Dr. Özlem Vural forscht und arbeitet aus Leidenschaft an komplexen in-vitro Systemen. Im Beitrag gibt sie persönliche Einblicke in ihren beruflichen Werdegang von den ersten Berührungen mit der Zellbiologie bis zu ihrer heutigen Tätigkeit als Expertin für mikrophysiologische Systeme bei der Bayer AG.
„Schon als Grundschülerin war ich von der Zellbiologie begeistert. Mithilfe eines Kindermikroskops betrachtete ich Zwiebelhaut und Insektenzellen aus nächster Nähe“, erinnert sich Dr. Vural. Die Faszination darüber, wie ausgeklügelt und angepasst die Natur Zellen, Gewebe und Organe formt, begleitet sie seitdem.
Im Studium fokussierte sie sich auf das Fachgebiet Medizinische Biotechnologie und war Teil einer Arbeitsgruppe, die sich mit menschlichen 3D-Organmodellen und Organ-on-a-Chip-Methoden befasste. Eine Ausgründung dieser Arbeitsgruppe ist die TissUse GmbH, ein Biotechnologieunternehmen, das Organs-on-a-Chip entwickelt.

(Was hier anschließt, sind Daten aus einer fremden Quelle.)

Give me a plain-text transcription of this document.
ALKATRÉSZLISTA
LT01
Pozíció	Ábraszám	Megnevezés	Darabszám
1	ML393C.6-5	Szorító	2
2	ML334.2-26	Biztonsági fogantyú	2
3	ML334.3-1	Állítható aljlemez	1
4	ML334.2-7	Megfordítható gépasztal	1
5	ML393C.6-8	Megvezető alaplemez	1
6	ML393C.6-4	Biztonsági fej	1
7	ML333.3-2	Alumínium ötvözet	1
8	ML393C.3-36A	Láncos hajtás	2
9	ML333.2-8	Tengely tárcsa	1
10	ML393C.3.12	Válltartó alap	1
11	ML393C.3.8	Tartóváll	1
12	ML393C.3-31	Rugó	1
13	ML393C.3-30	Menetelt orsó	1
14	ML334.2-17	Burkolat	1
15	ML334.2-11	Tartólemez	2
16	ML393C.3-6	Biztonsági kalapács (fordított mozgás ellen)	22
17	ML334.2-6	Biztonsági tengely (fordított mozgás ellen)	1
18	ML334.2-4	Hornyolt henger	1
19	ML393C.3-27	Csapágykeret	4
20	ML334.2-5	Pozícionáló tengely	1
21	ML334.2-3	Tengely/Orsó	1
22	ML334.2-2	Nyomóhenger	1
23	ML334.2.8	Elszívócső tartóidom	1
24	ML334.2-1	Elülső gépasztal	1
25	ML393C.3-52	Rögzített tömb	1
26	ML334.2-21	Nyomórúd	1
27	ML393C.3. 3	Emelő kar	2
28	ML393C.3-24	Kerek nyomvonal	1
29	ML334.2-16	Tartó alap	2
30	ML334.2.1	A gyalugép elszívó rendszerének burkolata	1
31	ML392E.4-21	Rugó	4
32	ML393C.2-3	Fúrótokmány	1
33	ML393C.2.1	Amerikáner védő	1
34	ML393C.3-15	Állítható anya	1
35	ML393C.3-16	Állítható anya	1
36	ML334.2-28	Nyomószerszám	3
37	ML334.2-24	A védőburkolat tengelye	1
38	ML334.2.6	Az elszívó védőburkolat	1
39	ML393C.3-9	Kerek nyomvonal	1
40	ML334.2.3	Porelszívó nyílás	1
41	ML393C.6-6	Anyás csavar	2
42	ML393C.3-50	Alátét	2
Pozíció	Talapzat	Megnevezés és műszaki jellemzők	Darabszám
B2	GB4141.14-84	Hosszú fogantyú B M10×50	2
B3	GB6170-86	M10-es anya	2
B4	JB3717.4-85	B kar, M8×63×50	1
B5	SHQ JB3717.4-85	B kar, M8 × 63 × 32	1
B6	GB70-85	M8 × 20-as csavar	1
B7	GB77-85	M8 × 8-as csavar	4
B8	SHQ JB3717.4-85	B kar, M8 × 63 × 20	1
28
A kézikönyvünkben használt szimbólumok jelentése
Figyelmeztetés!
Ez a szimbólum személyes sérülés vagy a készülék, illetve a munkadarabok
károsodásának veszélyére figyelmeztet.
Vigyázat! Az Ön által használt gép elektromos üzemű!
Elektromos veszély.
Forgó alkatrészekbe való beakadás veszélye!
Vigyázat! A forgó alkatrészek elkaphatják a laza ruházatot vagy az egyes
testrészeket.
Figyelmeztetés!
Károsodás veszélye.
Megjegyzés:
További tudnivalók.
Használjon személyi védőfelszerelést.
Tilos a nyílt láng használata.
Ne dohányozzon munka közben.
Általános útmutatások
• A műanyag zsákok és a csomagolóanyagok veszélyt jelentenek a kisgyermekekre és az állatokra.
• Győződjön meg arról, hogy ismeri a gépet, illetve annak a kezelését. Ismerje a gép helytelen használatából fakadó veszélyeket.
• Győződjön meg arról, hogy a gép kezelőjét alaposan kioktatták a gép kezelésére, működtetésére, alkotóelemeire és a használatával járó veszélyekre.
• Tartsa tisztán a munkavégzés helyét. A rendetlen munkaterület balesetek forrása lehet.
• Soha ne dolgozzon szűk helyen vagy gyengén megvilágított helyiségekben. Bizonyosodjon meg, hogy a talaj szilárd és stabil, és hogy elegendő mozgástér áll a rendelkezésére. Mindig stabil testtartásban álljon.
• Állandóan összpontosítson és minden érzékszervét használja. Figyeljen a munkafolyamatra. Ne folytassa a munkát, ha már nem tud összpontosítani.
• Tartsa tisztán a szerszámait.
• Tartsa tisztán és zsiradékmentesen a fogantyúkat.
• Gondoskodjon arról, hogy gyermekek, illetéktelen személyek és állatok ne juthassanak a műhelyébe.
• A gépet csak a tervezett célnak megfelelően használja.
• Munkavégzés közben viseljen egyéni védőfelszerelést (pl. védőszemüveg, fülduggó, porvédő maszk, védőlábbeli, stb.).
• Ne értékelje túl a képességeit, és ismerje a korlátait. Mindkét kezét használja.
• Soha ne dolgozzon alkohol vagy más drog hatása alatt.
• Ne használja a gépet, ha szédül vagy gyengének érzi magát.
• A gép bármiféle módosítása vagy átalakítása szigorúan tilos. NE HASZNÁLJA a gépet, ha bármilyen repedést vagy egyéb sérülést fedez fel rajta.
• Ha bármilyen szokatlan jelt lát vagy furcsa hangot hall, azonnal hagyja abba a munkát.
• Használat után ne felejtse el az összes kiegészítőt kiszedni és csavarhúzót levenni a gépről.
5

Basisarbeit zum ersten 3D-Modell der menschlichen Schilddrüse
Bei Literaturrecherchen fiel Dr. Vural auf, dass die Schilddrüse sehr selten im Labor nachgestellt wird. „Für mich war das unverständlich. Immerhin ist sie ein wichtiges Organ, das die Schilddrüsenhormone T3 und T4 (L-Thyroxin) produziert und damit unser gesamtes Wohlbefinden, unser Herz-Kreislauf-System und viele andere Organe reguliert.“
Deshalb befasste sie sich in ihrer Doktorarbeit mit der Entwicklung eines 3D-Modells der Schilddrüse, das aus menschlichen Schilddrüsenzellen besteht – mit Erfolg. „Ich bin stolz, dass meine Forschungsarbeit zum Thema Schilddrüse als Basis für weitere erfolgreiche Zusammenarbeiten meiner Kolleginnen und Kollegen bei TissUse und anderen Industriepartnern genutzt werden konnte“, erläutert Dr. Vural. Auf Basis ihrer Arbeit konnte ein in-vitro Modell der menschlichen Schilddrüse entwickelt werden, das gemeinsam mit einer Mini-Leber oder auch einem Hautmodell auf einer Organ-on-a-Chip-Plattform kultiviert und als Medikamenten-Testsystem genutzt werden kann.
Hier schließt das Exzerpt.